I don't know if she had planned to horrify me. Maybe not. But with that one sentence she let me know that what she was doing was perfectly legal. The dead had no rights. This was the reason we needed some laws to protect zombies. Shit.

"No one deserves to spend eternity locked in a corpse," I said.

"We could do this to criminals on death row, chica. They could be made to serve society after death."

I shook my head. "No, it's wrong."

"I have created a non-rotting zombie, chica. Animators, I believe you call yourselves, have been searching for the secret for years. I have it, and people will pay for it."

"It's wrong. I may not know much about voodoo, but even among your own people, it's wrong. How can you keep the souls prisoner and not allow them to go on and join with the lao?"

She shrugged and sighed. She suddenly looked tired. "I was hoping, chica, that you would help me. With two of us working, we could create more zombies much faster. We could be wealthy beyond our dreams."

"You've asked the wrong girl."

"I see that now. I had hoped that since you were not vaudun, you would not see it as wrong."

"Christian, Buddhist, Moslem, you name it, Dominga, no one's going to think it's all right."

"Perhaps, perhaps not. It does not hurt to ask."

I glanced at the rotted zombie. "At least put your first experiment out of its misery."

Dominga glanced at the zombie. "She makes a powerful demonstration, does she not?"

"You've created a non-rotting zombie, great. Don't be sadistic."

"You think I am being cruel?"

"Yeah," I said.

"Manuel, am I being cruel?"

Manny stared at me while he answered. His eyes were trying to tell me something. I couldn't tell what. "Yes, Señora, you are being cruel."

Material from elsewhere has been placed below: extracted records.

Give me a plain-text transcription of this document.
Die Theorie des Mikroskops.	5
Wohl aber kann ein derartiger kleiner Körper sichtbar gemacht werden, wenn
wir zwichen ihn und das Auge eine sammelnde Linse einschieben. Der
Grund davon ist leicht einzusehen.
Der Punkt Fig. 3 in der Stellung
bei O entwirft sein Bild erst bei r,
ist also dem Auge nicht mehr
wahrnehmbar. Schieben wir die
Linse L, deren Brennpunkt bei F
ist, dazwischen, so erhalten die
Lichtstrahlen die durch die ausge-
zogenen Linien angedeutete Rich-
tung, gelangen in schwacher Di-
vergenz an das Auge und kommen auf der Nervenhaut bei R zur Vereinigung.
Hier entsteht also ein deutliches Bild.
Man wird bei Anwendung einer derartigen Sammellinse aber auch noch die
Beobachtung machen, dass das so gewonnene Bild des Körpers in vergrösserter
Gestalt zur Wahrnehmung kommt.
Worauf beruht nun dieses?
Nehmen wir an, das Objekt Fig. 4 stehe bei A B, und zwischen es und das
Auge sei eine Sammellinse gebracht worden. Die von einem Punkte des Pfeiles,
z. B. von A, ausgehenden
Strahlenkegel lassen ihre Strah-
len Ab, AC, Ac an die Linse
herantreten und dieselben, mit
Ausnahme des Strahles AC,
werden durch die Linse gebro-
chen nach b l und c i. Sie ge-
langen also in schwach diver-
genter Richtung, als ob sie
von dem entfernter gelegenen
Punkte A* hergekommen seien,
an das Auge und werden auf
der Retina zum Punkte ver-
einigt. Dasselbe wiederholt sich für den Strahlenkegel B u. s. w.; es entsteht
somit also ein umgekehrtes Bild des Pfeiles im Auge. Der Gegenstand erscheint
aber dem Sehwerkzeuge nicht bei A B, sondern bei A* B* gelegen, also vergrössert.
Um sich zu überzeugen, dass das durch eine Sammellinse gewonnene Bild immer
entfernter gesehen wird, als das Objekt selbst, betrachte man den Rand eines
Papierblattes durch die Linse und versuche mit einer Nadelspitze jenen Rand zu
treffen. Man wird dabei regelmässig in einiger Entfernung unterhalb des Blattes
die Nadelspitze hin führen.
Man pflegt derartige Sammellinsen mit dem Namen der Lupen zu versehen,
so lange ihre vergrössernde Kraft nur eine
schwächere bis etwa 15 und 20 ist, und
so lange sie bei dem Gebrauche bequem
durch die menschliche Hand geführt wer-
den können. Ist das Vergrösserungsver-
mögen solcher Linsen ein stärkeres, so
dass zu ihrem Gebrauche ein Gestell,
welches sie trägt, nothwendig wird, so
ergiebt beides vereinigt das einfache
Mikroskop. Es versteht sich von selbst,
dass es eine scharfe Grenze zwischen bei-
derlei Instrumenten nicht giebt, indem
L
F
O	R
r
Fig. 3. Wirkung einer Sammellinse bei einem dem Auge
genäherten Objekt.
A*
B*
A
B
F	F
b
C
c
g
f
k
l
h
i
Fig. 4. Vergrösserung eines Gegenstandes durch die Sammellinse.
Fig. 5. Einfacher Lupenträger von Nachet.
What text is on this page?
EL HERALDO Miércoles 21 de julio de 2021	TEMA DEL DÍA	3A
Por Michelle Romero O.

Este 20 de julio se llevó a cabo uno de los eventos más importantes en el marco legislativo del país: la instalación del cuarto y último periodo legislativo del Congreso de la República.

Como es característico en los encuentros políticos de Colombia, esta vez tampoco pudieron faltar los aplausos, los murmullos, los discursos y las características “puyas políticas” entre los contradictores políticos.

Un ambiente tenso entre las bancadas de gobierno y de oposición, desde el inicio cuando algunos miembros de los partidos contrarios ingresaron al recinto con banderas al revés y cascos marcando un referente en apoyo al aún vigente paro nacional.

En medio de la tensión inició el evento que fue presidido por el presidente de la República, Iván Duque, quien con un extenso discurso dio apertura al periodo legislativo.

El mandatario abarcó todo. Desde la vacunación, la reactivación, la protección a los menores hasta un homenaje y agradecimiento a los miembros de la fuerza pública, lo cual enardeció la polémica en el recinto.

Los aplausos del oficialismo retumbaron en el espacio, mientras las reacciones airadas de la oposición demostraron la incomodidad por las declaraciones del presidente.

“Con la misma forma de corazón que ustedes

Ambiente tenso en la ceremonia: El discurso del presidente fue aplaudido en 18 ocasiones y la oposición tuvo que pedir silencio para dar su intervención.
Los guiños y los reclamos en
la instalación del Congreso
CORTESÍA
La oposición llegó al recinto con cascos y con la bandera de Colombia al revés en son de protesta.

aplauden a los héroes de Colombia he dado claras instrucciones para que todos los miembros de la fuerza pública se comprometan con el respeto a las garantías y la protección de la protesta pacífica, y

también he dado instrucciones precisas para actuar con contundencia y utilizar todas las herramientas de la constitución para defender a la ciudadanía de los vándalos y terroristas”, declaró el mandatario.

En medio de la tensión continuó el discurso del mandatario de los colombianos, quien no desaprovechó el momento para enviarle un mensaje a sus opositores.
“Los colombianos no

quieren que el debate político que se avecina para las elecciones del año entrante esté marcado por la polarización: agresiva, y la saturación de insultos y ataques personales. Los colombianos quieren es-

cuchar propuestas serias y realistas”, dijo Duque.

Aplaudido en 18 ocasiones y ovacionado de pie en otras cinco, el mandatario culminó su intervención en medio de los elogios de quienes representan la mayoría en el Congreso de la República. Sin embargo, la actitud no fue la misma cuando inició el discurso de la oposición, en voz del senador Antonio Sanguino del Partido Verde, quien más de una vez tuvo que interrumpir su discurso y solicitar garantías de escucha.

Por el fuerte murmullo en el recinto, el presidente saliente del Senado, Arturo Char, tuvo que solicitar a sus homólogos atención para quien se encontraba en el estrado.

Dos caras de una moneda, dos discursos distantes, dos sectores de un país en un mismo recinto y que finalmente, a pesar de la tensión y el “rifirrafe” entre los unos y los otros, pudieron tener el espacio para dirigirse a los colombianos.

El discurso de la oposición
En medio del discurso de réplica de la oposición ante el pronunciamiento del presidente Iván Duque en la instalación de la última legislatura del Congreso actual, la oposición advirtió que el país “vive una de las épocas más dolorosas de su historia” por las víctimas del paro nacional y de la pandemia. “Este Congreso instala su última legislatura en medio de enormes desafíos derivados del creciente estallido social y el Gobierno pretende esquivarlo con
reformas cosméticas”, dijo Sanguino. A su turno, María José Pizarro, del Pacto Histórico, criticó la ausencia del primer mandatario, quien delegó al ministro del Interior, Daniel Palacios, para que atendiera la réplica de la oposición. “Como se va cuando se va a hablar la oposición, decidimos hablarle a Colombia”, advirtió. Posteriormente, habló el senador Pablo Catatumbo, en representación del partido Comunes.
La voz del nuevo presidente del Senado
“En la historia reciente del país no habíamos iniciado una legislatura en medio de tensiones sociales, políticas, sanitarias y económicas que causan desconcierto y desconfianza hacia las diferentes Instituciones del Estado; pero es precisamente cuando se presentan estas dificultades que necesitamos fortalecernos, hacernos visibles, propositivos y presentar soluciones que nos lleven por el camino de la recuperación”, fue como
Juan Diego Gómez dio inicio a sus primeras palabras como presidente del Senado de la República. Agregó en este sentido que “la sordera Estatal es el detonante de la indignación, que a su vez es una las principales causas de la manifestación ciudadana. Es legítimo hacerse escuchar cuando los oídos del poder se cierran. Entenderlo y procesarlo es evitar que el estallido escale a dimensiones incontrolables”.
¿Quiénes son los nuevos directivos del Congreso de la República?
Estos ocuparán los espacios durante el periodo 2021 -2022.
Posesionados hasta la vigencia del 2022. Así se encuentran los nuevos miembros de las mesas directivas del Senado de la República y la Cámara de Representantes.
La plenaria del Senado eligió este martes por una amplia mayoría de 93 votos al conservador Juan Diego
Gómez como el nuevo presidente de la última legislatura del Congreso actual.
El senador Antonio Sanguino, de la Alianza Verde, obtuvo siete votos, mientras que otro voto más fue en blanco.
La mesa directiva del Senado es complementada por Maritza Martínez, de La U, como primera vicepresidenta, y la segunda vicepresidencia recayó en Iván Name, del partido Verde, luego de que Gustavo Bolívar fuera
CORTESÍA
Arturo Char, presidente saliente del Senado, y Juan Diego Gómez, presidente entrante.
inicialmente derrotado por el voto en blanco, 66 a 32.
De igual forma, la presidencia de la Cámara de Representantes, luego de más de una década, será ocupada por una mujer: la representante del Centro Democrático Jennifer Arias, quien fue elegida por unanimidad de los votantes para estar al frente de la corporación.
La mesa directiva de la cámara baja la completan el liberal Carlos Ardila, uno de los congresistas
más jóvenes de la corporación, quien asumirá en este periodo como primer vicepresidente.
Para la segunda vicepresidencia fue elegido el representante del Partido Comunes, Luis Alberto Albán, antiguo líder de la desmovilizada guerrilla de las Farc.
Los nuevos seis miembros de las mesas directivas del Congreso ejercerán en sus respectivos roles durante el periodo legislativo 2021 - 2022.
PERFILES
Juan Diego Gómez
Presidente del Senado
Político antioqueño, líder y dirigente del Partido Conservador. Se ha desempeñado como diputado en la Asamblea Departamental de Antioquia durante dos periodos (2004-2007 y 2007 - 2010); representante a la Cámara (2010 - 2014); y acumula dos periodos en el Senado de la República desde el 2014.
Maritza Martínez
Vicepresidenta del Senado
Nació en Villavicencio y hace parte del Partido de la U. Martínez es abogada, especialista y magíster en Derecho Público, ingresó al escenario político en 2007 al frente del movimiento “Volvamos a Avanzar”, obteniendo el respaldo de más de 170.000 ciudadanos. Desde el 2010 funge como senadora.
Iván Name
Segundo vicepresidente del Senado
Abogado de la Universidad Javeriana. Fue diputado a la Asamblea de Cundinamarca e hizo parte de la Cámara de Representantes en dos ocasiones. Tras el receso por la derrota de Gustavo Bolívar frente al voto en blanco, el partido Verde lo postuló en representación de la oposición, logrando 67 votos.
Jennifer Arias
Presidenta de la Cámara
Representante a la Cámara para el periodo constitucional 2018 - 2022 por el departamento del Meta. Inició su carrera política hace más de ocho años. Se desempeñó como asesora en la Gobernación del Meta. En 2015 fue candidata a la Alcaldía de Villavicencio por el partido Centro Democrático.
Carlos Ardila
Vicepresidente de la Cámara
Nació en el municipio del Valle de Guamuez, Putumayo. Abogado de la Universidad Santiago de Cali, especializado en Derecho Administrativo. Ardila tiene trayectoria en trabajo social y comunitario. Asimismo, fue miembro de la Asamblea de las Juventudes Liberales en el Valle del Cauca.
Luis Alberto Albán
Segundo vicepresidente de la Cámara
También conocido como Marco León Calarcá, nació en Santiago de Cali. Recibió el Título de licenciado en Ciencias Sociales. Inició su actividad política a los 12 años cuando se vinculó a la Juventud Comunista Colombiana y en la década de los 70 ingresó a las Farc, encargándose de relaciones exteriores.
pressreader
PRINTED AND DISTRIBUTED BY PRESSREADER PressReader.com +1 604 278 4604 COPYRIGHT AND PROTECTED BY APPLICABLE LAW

She glanced over at him then, surprise in the movement of her body, her face. "Do you really think I am cruel, Manuel? Your beloved amante?"

He nodded slowly. "Yes."

"You were not so quick to judge a few years back, Manuel. You slew the white goat for me, more than once."

I turned towards Manny. It was like that moment in a movie where the main character has a revelation about someone. There should be music and camera angles when you learn one of your best friends participated in human sacrifice. More than once she had said. More than once.

"Manny?" My voice was a hoarse whisper. This, for me, was worse than the zombies. The hell with strangers. This was Manny, and it couldn't be true.

"Manny?" I said it again. He wouldn't look at me. Bad sign.

"You didn't know, chica? Didn't your Manny tell you of his past?"

"Shut up," I said.

"He was my most treasured helper. He would have done anything for me."

Shut up!" I screamed it at her. She stopped, her face thinning with anger. Enzo took two steps into the altar area. "Don't." I wasn't even sure who I was saying it to. "I need to hear from him, not from you."

The anger was still in her face. Enzo loomed like an avalanche about to be unleashed. Dominga gave one sharp nod. "Ask him then, chica."

"Manny, is she telling the truth? Did you perform human sacrifices?" My voice sounded so normal. It shouldn't have. My stomach was so tight, it hurt. I wasn't afraid anymore, or at least not of Dominga. The truth; I was afraid of the truth.